Beyond cooling and space, the appliance also helped to meet the centre's networking need. Having sufficient bandwidth to shuttle images to server nodes is vital, with each image captured by the microscope weighing in at 4000-by-4000 pixels. "This terabyte of image data can cause a bottleneck getting it to the node," said Hauser. "With the SeaMicro nodes there are four cores and each node has an eight-gigabit link, so you get two gigabits per core. Usually if you have a 16-core server, even if you put in a relatively expensive 10-gigabit card, you don't even get one gigabit per core."
The throughput provided by the appliances is sufficient that the centre can avoid having to spend money on investing in Infiniband high-speed interconnects, added Hauser.
"The network can easily be more expensive than all of your computing hardware together. If you go for Infiniband, an Infiniband card is like €1,500 per node. Then you have to buy the switch and the cables — it's pretty harsh."
Each server node in a SeaMicro appliance is a PC server card that connects to the server backplane via PCI Express connection.

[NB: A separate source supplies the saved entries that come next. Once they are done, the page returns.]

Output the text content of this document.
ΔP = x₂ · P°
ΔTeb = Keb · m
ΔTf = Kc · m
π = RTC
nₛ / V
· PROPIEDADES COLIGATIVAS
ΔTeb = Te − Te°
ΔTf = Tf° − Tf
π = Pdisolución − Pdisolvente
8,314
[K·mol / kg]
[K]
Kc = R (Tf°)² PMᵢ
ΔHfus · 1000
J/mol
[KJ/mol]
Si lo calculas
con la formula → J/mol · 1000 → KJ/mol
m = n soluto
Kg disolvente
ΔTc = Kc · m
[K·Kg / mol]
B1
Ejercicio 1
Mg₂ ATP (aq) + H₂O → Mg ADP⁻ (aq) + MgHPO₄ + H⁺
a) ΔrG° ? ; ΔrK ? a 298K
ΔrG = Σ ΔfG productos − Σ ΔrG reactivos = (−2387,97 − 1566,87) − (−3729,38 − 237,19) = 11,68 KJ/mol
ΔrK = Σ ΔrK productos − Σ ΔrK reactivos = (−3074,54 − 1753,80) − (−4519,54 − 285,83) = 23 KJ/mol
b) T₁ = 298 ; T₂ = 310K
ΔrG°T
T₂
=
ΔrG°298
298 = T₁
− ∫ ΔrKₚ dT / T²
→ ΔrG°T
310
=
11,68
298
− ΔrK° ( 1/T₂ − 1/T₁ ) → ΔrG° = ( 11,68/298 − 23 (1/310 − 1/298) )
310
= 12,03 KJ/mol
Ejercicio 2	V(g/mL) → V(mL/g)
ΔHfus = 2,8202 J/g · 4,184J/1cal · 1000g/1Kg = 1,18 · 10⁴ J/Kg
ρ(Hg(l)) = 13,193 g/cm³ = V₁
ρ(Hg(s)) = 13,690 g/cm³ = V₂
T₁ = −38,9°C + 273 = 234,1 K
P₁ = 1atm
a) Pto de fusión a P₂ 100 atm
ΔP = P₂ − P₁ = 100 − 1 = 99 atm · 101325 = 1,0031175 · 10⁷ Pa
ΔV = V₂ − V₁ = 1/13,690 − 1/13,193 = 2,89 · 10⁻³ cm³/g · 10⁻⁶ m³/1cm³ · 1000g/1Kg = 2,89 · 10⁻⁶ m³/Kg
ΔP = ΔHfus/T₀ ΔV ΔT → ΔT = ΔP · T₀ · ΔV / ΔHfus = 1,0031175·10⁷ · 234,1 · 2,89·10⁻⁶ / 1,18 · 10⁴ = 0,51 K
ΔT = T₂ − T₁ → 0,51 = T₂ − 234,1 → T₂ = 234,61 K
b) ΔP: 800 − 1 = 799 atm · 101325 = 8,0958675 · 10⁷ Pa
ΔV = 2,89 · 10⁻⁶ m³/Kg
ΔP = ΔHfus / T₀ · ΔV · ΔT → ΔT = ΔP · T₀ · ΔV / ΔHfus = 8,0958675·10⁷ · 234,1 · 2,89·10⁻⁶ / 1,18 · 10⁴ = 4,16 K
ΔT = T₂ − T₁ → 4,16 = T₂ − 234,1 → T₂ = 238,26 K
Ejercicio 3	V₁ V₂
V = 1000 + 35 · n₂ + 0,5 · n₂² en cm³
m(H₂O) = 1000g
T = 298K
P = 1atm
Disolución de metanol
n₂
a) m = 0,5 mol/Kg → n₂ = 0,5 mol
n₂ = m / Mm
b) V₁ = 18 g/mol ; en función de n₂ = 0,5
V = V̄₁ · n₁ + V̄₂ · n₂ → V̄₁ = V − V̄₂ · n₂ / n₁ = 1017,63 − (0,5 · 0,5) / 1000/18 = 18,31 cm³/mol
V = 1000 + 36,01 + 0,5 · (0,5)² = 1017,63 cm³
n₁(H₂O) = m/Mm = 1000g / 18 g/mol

The interconnect between the cards is dubbed the Freedom Fabric by SeaMicro, and provides 1.28Tbps of aggregate bandwidth. Each SM15000 appliance supports up to 16 10GbE or up to 64 1GbE external uplinks.
"It's like a PCI-Express network that allows for PCI-Express switching," said Hauser.
The cost of each SeaMicro appliance varies depending on the configuration, but Hauser estimates it ranges from €65,000 to €150,000, depending on the configuration. Compared to a blade setup Hauser estimates the upfront costs are the same, "but we save on space, on energy and on top of it we get the network for free".
Each server node in the appliances has 32GB of RAM and 50-150GB of disk space, which is used to store a local copy of images being processed. SeaMicro appliances supports up to 64 HDD or SSD drives.
The processing work needed to manipulate images captured by the microscope is suited to being handled by a cluster of less powerful servers, as it can be split into smaller tasks and processed in parallel.
"The good thing about our stuff is that it's easily parallelisable," said Hauser. "If you have one million particles and you divide them into batches of 1,000 it's often not such a big matter."
The SeaMicro clusters run Spider (System for Processing Image Data from Electron microscopy and Related fields) software on top of a modified version of Linux.
New drugs and discoveries
The ability to run more compute nodes 24/7 is helping researchers at The Gene Center, such as Roland Beckmann, combine larger numbers of individual images of ribosomes, referred to as particles, into more detailed and accurate models.
"Five years ago they maybe used 100,000 to 200,000 particles. Our institution was the first to use around one million particles," said Hauser. "With this increase in the number of particles we needed a lot more computational power, but the more particles you use the better the resolution is. We're now at four angstrom [a unit of measurement equivalent to one 10-billionth of a metre] and can distinguish between blobs of four atoms."
Building these rich models is important for understanding more about how ribosomes function — knowledge that could help develop pharmaceutical drugs with fewer side effects.
"We don't know how these small protein robots work in our cells and the 3D volume of a ribosome gives you an insight about their structure," said Hauser. "One application in about 10 years' time might be that a drug company develops medicines that work against the ribosomes of bacteria, but not the ribosomes in your cells.
"The more we know about what the ribosome looks like, the easier it gets to design drugs that only affect bacteria."